Reinlichkeitsbedürfnis: Unhygienische Zustände seien laut Huppertz für einige Menschen viel schlimmer als etwa Einschränkungen bei der Ernährung. «Wenn ich keine Marmelade kriege, ess ich Honig oder einfach Brot», sagt er. «Aber beim Gedanken, kein Klopapier zu haben, geraten manche Leute in Panik.» Es gehe um Sauberkeit, die intimsten Bedürfnisse des Menschen - bis hin zur eigenen Würde. «Den Deutschen ist Hygiene besonders wichtig», sagt er. «Das ist tief in unserer Kultur verankert.» Psychoanalytiker Gottfried Barth aus Tübingen verweist auf die anale Phase. Unbewusst gehe es beim Klopapierkäufer um die Vorstellung, die Bedrohung auszuscheiden und sich von der Angst zu säubern. 

Lieferketten: Hygieneartikeln werden weniger nachbestellt als etwa Lebensmittel, weil sie normalerweise weniger nachgefragt werden. Von Februar zu März 2020 ist aber der Absatz von Klopapier nach Angaben des Bundesverbands des Deutschen Lebensmittelhandels um rund 700 Prozent nach oben geschossen. Damit ist jede Logistik schlicht überfordert.

«Wir freuen uns natürlich über die Aufmerksamkeit», kommentiert Michaela Wingefeld, Sprecherin des schwedischen Unternehmens Essity, einem führenden Klopapierhersteller, die Nachfrage. «Klopapier ist normalerweise nicht so das Rennerprodukt.»

Aber Wingefeld spricht auch von einem gewissen Druck in der Produktion. Am größten europäischen Standort in Mannheim haben sie diese hochgefahren, arbeiten rund um die Uhr, sieben Tage die Woche. «Es ist wichtig, dass wir wieder auf ein normales Level zurückkommen.»

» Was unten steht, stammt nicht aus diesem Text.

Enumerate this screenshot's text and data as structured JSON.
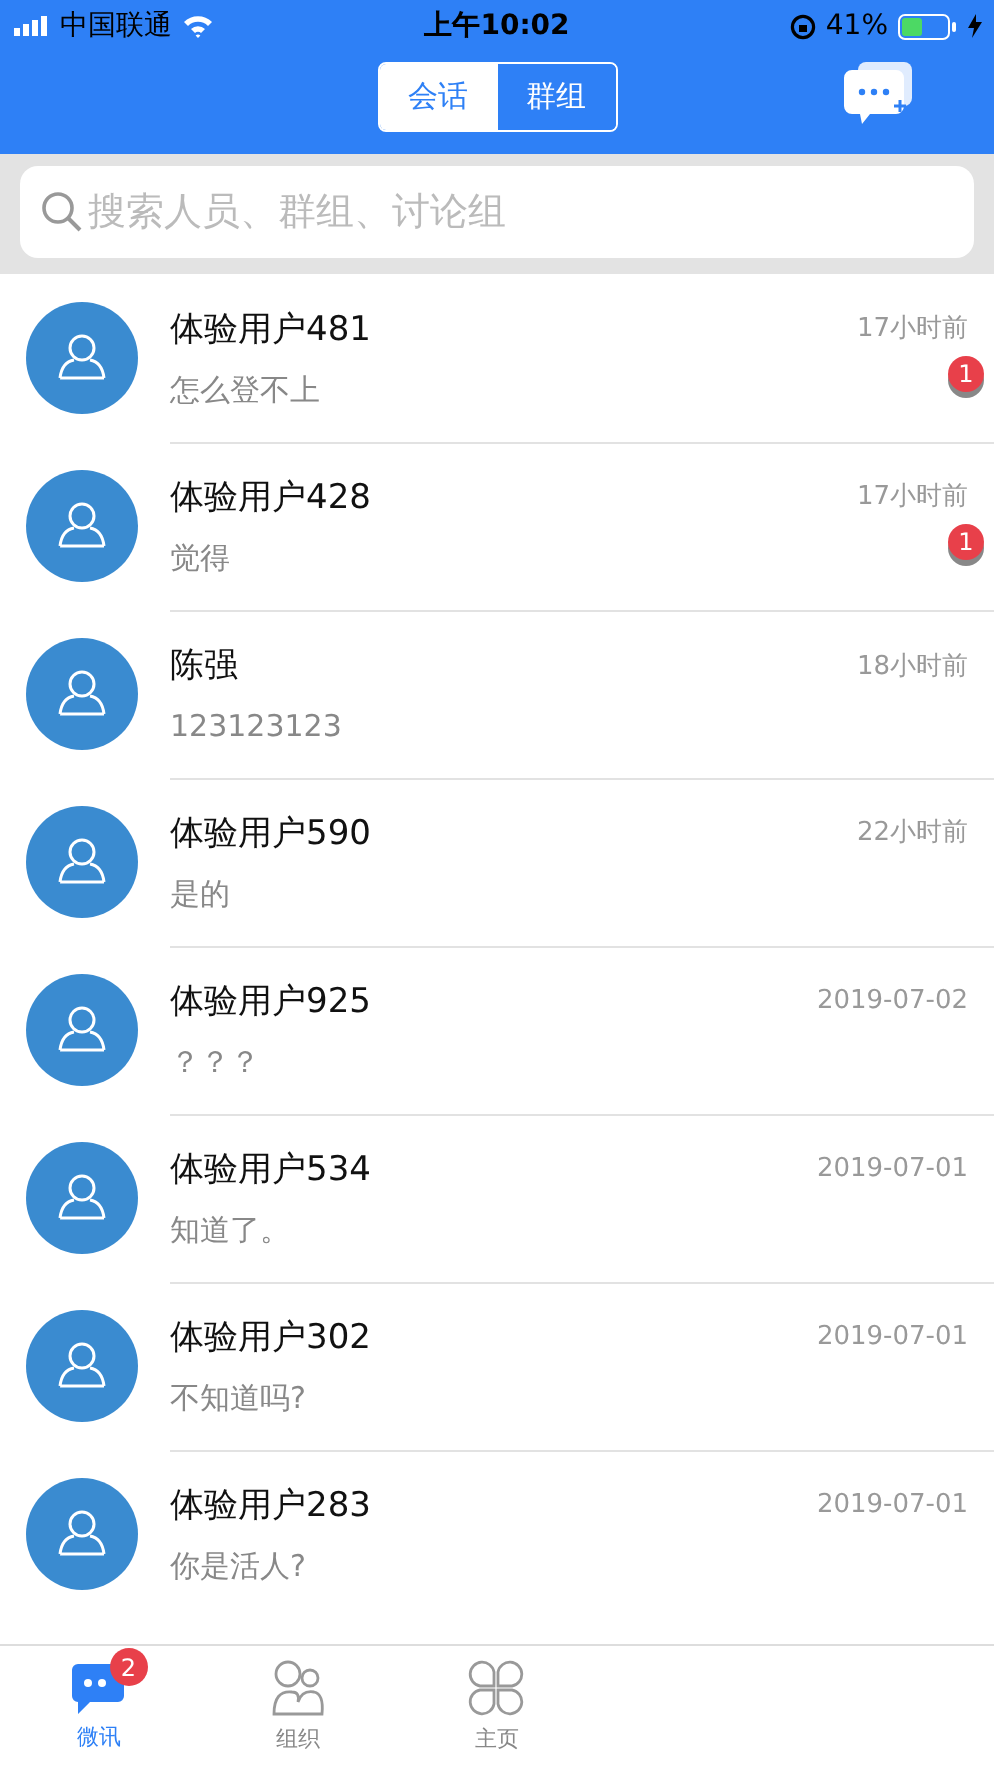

Nachahmereffekt: Es ist ein Dilemma: Eigentlich will ja niemand hamstern. Aber ohne Klopapier will erst recht keiner dastehen. Der Mensch ist ein Herdentier. «Andere fangen an, viel Toilettenpapier zu kaufen - also mache ich es auch», erklärt Wirtschaftspsychologin Achtziger. «Und dazu kommt vermutlich noch verstärkend, dass im Job, in der Familie, unter Freunden darüber geredet wird, ob man und wenn ja wie viel Toilettenpapier bereits gehortet hat.» Die Außenseiter werden nervös - und besorgen sich selbst ein paar Rollen zur Beruhigung. Durch diesen Teufelskreis wird der Mangel zur selbsterfüllenden Prophezeiung.

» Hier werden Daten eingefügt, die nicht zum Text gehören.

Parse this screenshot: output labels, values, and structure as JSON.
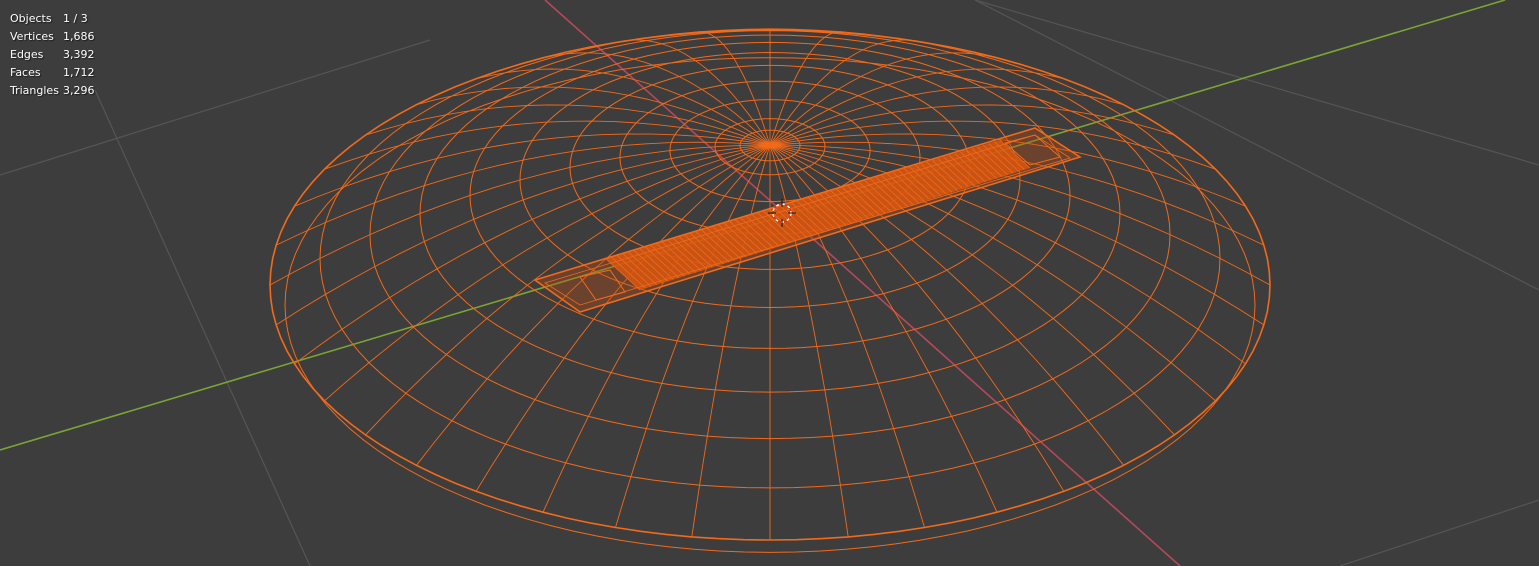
{
  "viewport": {
    "background": "#3d3d3d",
    "grid_color": "#555555",
    "x_axis_color": "#b5485a",
    "y_axis_color": "#7ca333",
    "wire_color": "#f26a1a",
    "cursor_icon": "3d-cursor-icon"
  },
  "stats": [
    {
      "label": "Objects",
      "value": "1 / 3"
    },
    {
      "label": "Vertices",
      "value": "1,686"
    },
    {
      "label": "Edges",
      "value": "3,392"
    },
    {
      "label": "Faces",
      "value": "1,712"
    },
    {
      "label": "Triangles",
      "value": "3,296"
    }
  ]
}
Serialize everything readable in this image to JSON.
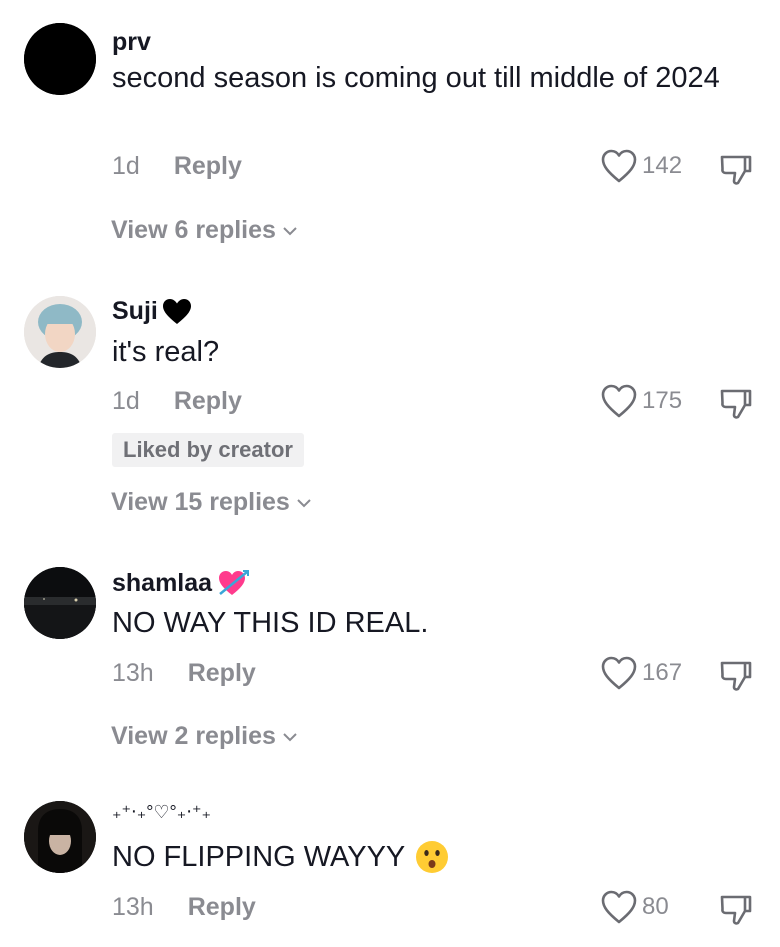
{
  "comments": [
    {
      "username": "prv",
      "text": "second season is coming out till middle of 2024",
      "time": "1d",
      "reply_label": "Reply",
      "likes": "142",
      "view_replies": "View 6 replies"
    },
    {
      "username": "Suji",
      "username_icon": "black-heart-icon",
      "text": "it's real?",
      "time": "1d",
      "reply_label": "Reply",
      "likes": "175",
      "badge": "Liked by creator",
      "view_replies": "View 15 replies"
    },
    {
      "username": "shamlaa",
      "username_icon": "heart-with-arrow-icon",
      "text": "NO WAY THIS ID REAL.",
      "time": "13h",
      "reply_label": "Reply",
      "likes": "167",
      "view_replies": "View 2 replies"
    },
    {
      "username": "₊⁺‧₊°♡°₊‧⁺₊",
      "text": "NO FLIPPING WAYYY",
      "text_emoji": "hushed-face-emoji",
      "time": "13h",
      "reply_label": "Reply",
      "likes": "80"
    }
  ],
  "colors": {
    "primary_text": "#161823",
    "secondary_text": "#8a8b91",
    "badge_bg": "#f1f1f2",
    "shamlaa_heart": "#ff3b8d"
  }
}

Kulturelle Eigenheiten: Michaela Wingefeld berichtet aus Fabrikanten-Sicht von einer gestiegenen Nachfrage nach Klopapier auch in anderen Ländern. Als in China das Coronavirus ausgebrochen ist, habe man in Deutschland bereits die Bestände in den Lagern hochgefahren. «Wir denken, dass das Hamsterphänomen sich schneller verbreitet als das Coronavirus.»

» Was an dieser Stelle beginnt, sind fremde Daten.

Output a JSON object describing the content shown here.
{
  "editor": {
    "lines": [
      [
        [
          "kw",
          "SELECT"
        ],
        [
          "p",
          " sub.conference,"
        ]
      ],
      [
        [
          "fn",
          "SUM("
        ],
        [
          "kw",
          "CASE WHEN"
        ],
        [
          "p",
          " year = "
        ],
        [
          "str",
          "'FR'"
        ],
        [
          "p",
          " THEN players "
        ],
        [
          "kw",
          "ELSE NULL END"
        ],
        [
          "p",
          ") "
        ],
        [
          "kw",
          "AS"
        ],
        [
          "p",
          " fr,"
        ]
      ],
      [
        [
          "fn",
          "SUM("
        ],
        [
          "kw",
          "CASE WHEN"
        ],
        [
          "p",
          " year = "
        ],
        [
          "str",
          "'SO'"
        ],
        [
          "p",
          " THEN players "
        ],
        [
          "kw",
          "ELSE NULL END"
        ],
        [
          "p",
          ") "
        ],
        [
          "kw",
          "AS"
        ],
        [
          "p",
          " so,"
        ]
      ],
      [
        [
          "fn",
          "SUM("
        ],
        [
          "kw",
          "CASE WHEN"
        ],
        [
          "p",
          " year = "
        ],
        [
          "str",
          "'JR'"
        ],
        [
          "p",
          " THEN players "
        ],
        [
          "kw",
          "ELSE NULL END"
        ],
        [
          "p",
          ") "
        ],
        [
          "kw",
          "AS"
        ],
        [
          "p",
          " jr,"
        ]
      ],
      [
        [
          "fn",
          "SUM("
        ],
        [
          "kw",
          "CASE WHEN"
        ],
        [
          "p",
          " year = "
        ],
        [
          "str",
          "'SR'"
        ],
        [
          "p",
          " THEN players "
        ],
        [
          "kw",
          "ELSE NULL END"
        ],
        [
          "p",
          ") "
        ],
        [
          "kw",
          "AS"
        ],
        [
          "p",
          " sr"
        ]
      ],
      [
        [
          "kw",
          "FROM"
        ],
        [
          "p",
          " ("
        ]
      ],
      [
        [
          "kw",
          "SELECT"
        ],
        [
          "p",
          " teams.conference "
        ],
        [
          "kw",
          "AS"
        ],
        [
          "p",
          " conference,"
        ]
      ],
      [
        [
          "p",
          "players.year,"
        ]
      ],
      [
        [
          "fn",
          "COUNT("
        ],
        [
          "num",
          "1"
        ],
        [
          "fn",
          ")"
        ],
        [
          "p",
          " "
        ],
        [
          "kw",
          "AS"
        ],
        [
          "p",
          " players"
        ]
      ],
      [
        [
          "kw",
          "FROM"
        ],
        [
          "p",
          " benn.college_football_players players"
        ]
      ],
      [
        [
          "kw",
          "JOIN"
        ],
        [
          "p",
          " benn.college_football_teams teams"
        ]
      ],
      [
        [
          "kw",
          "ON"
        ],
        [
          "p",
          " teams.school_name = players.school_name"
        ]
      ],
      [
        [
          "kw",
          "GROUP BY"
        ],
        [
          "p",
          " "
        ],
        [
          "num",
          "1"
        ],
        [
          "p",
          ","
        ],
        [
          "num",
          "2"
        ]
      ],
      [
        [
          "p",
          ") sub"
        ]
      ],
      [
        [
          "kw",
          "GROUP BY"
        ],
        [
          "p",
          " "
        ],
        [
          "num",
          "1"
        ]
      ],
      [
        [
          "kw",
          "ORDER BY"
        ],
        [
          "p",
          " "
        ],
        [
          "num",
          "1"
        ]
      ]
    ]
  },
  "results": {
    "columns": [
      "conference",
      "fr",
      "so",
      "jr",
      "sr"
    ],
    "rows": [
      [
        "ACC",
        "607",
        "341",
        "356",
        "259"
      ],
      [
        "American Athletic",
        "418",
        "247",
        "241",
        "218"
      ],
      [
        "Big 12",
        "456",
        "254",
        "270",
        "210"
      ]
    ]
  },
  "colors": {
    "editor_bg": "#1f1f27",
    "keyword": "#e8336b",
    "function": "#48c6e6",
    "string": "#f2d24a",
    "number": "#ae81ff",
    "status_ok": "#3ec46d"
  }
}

Klopapier wird aber längst nicht überall gehortet. An vielen Orten etwa im arabischen Raum wird es gar nicht benutzt - dort zieht man Wasser vor. Generell gilt: Andere Länder, andere Hamsterkäufe. In Italien stehen die Menschen etwa häufig vor leeren Weinregalen. Die Niederländer hamstern wiederum - welch Überraschung - Marihuana.